Green Dot (GDOT) reported a 4% jump in second-quarter profits even as its flagship prepaid card franchise continued to face pressure from new competitors.

The Pasadena, Calif., company announced Tuesday that it earned $11.3 million in the second quarter, up from $10.9 million a year earlier. Earnings diluted per share were stable at 25 cents, while operating revenue rose to $140.6 million, up 4% from the same period a year earlier. All of the results relied on generally acceptable accounting principles.

The company said it was pleased with the results, which were negatively impacted both by tougher competition and tighter restrictions on the use of Green Dot's prepaid cards.

Green Dot also stated that it is revising upward its revenue and earnings estimates for all of 2013.

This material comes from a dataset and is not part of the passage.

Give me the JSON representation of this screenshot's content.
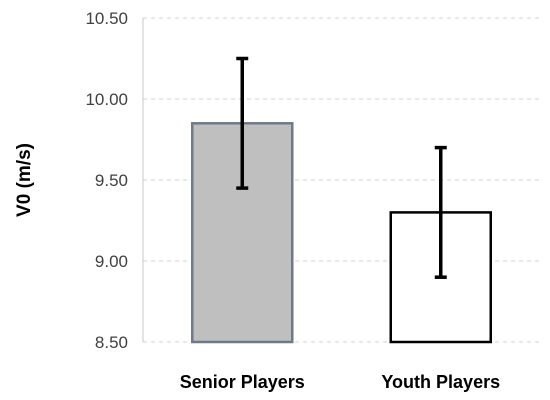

Metrics on the use of Green Dot's prepaid cards were mixed.

At the end of the second quarter, Green Dot had 4.39 million active prepaid cards, or about 100,000 fewer than it had three months earlier. Purchase volume for the quarter was $3.2 billion. That was down from $3.6 billion in the first quarter, but higher than the $2.9 billion in purchase volume the company recorded in the second quarter of 2012.

Green Dot also announced Tuesday that its products are being rolled out to Home Depot, Kroger, Dollar General and Save-a-Lot stores, and that the company has launched a new initiative to offer prepaid cards at check cashing stores throughout the United States.